Finalizado el debate todo el mundo ya se había puesto el chip electoral. Los líderes de PP y Ciudadanos, Pablo Casado y Albert Rivera, han comparecido en sendas ruedas de prensa para lanzar las primeras consignas de cara a los comicios e incluso referirse a pactos postelectorales. Casado ha abierto la puerta a trasladar a escala estatal el doble pacto andaluz con Cs y Vox, mientras que Rivera no ha descartado un acuerdo con el PSOE siempre y que el actual líder socialista quede fuera de la ecuación. “¡Tenemos que echar a Sánchez de Moncloa!”, ha proclamado.





Imagen tomada de la señal institucional del Tribunal Supremo del fiscal Javier Zaragoza durante la segunda jornada del juicio del ‘procés’
(EFE)


Fijadas las posiciones en el Supremo

En paralelo, el juicio ha vivido una segunda jornada marcada por la exposición de las cuestiones previas de Fiscalía, Abogacía del Estado y la acusación particular que ostenta el partido ultra Vox. De los tres, el auténtico protagonista ha sido el

fiscal Javier Zaragoza
que se ha mostrado muy duro con las defensas que ayer cuestionaron la imparcialidad del tribunal y denunciaron numerosas vulneraciones de derechos básicos en la instrucción del caso. El representante del Ministerio Público ha calificado de “falacia” considerar que se juzga a los dirigentes independentistas por sus ideas y ha centrado parte de su alocución en desacreditar la idea de que existe el derecho a la autodeterminación. También ha tratado de exponer que el 1-O tuvo lugar violencia, condición básica para sustentar el delito de rebelión, y ha defendido que el juicio que arrancó ayer es “en defensa de la democracia española y del orden constitucional”.





De esta manera, y pese a ser cuestiones previas, ha quedado fijado el marco en torno en el que operarán defensas y acusaciones.

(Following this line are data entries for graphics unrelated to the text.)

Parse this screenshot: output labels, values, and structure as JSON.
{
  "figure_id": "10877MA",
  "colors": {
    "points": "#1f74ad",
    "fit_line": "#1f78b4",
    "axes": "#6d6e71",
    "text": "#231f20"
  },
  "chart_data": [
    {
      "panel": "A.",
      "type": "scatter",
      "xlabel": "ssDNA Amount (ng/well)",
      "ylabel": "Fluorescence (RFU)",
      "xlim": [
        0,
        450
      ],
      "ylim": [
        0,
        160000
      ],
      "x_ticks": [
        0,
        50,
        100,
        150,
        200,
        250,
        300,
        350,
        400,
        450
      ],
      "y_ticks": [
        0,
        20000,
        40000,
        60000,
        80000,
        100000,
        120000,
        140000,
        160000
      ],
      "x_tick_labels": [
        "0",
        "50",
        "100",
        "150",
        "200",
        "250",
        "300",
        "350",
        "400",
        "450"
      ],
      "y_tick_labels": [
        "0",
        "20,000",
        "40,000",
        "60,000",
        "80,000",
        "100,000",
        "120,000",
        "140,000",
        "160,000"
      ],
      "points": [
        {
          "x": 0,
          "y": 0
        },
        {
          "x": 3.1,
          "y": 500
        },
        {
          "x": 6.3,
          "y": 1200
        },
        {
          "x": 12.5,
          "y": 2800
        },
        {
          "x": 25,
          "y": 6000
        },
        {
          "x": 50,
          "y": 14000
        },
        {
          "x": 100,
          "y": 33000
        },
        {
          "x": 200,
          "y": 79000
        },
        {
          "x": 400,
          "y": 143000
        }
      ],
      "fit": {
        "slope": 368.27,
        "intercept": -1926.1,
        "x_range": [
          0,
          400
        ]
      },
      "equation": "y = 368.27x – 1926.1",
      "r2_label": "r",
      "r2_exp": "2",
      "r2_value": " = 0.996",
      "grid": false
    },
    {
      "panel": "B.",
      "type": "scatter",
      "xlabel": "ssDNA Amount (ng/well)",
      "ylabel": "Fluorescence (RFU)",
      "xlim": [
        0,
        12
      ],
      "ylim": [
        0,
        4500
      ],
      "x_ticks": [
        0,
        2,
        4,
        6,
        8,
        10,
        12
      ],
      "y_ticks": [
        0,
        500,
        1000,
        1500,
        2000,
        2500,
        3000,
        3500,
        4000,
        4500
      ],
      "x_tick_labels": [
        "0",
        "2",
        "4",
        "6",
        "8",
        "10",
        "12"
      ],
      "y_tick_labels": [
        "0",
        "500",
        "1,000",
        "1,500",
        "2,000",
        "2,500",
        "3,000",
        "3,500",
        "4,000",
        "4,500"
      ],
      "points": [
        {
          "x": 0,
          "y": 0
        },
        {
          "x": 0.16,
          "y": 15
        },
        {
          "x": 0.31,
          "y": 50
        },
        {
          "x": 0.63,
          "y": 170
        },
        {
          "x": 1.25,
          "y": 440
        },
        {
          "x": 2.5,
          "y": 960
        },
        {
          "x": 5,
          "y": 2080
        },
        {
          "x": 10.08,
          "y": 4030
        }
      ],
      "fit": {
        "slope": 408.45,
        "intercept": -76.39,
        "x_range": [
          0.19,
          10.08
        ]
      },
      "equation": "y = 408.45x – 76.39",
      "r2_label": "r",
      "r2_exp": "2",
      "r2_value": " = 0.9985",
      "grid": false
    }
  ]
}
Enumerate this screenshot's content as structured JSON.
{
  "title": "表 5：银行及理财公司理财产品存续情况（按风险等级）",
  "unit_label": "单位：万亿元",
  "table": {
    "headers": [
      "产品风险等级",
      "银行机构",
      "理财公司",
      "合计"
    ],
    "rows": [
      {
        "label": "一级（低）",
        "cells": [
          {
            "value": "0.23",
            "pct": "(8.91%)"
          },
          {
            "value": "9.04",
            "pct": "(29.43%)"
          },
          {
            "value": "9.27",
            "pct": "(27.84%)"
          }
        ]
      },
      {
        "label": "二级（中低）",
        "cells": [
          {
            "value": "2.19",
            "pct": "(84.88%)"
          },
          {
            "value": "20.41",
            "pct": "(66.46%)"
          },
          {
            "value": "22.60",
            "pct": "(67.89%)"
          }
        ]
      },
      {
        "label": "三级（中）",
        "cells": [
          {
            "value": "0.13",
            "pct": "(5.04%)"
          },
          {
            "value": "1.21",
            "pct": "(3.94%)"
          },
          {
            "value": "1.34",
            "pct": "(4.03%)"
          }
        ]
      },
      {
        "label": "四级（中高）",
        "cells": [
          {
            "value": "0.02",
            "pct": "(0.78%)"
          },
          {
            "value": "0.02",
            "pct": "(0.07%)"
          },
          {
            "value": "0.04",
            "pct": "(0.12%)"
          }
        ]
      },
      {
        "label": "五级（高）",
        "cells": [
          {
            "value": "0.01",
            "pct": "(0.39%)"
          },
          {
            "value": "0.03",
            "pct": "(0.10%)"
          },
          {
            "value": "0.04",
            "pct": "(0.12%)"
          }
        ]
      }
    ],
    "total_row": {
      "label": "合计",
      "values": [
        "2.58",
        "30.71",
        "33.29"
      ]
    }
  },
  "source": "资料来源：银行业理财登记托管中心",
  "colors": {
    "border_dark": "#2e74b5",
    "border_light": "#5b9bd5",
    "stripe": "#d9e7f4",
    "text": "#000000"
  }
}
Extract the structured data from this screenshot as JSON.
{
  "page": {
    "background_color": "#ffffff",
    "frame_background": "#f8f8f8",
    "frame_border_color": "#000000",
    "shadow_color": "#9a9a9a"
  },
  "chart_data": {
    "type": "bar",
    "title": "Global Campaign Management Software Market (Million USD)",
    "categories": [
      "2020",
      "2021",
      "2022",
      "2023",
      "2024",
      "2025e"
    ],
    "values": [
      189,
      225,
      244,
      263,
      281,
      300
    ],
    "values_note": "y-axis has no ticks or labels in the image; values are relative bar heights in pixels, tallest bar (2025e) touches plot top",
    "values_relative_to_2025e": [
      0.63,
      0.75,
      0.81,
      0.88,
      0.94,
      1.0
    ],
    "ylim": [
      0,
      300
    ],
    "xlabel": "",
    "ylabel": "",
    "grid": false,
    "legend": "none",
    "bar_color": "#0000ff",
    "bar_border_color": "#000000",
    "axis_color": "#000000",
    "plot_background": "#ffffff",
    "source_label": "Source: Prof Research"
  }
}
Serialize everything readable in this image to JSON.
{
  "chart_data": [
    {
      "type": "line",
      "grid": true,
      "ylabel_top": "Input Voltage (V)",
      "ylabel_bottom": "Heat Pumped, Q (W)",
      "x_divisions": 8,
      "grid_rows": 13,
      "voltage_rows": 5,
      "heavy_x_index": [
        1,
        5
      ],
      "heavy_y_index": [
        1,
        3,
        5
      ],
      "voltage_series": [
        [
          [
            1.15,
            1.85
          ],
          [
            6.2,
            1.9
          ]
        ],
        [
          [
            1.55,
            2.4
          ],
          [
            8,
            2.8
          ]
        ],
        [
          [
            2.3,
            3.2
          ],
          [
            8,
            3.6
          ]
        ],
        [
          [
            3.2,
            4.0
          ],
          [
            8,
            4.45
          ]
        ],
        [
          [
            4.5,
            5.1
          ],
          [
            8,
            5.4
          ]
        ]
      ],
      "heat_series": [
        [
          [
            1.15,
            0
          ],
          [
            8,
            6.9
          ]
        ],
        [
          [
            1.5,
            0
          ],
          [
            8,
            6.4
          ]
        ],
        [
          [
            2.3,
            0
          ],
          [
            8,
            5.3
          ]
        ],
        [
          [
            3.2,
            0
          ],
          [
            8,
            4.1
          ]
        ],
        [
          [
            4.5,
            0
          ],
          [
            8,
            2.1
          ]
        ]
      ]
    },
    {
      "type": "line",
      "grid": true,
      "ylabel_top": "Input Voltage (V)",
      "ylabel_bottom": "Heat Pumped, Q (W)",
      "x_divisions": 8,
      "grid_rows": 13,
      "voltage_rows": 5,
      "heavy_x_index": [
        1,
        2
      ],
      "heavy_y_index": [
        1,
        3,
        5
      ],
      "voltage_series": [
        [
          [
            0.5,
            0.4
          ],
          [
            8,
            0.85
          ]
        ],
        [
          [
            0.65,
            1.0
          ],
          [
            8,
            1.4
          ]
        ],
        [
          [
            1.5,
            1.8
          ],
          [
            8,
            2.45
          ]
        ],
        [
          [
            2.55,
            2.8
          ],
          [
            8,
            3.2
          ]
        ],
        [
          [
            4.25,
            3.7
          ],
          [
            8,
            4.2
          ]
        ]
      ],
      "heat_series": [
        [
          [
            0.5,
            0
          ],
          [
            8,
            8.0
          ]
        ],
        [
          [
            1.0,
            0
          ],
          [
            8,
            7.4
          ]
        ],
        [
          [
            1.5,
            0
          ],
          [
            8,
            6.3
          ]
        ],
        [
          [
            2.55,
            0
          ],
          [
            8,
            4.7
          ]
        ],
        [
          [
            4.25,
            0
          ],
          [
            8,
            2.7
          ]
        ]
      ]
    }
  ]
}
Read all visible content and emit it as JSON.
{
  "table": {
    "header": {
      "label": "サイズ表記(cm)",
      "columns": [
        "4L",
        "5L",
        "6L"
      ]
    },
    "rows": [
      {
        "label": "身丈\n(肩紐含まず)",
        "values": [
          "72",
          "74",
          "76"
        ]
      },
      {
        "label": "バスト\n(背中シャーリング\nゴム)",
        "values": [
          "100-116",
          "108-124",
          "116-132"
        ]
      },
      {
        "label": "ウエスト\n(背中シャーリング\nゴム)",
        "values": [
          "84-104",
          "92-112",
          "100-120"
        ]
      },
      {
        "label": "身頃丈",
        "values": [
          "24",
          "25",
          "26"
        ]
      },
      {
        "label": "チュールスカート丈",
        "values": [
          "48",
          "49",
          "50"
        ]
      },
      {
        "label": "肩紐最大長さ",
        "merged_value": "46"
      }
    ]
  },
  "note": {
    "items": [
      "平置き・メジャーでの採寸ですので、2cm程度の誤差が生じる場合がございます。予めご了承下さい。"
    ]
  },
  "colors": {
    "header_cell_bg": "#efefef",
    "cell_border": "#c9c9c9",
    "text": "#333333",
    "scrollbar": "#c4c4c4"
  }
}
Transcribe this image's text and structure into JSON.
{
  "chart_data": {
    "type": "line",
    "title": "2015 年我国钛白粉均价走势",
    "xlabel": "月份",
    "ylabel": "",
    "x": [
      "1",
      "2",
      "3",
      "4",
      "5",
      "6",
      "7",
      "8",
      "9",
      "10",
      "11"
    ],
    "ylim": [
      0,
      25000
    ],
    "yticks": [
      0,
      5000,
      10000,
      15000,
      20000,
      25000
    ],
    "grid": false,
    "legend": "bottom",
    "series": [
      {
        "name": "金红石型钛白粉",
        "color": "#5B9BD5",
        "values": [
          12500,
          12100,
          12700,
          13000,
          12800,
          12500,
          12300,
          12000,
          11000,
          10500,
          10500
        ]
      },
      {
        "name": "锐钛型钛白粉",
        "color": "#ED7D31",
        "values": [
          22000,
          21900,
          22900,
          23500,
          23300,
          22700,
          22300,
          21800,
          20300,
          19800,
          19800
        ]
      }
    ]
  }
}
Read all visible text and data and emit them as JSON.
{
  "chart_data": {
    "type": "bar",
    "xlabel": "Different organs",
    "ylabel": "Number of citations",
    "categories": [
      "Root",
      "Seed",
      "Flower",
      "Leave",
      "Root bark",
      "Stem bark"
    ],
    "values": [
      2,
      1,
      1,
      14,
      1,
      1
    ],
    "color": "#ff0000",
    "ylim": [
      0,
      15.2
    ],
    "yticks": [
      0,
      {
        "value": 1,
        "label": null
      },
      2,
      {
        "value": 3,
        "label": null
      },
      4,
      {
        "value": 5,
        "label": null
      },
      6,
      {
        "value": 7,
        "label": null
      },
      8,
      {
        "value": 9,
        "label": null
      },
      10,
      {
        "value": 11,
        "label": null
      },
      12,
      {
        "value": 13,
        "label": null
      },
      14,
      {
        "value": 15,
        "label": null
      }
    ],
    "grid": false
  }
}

Si los primeros combinarán alegatos políticos y técnicos para denunciar vulneración de derechos fundamentales y defender que no hubo violencia y, en consecuencia, rebelión; Fiscalía basará sus argumentos en la acusación de ruptura del orden constitucional “bajo paraguas de la violencia”.

Más allá de eso, el otro ítem destacable del día en el Supremo ha sido el permiso que los miembros del tribunal han dado a los acusados a lucir lazos amarillo si así lo quieren. Después de la petición de Vox, el presidente del tribunal Manuel Marchena ha aclarado que no pondrá “ningún obstáculo” a que los dirigentes independentistas luzcan los lazos por ser “un símbolo ideológico” y estar amparados por la jurisprudencia del Tribunal Europeo de Derechos Humanos.


El juicio seguirá alterando la política: las últimas sesiones en el Supremo probablemente coincidan con la campaña electoral

Con todo, finalmente ha ocurrido lo que quizás era inevitable: que el juicio alterara los tiempos políticos. Y parece que va a seguir siendo así. Uno de los objetivos al fijarse el calendario del proceso judicial en el Supremo fue el de evitar la coincidencia con las elecciones de mayo. Ya no será posible. Si finalmente las elecciones son a finales de abril, la campaña electoral muy probablemente coincida con los últimos compases del juicio. Las imágenes del banquillo de los acusados se mezclarán con las de los mítines, y la política española seguirá condicionada por los tribunales.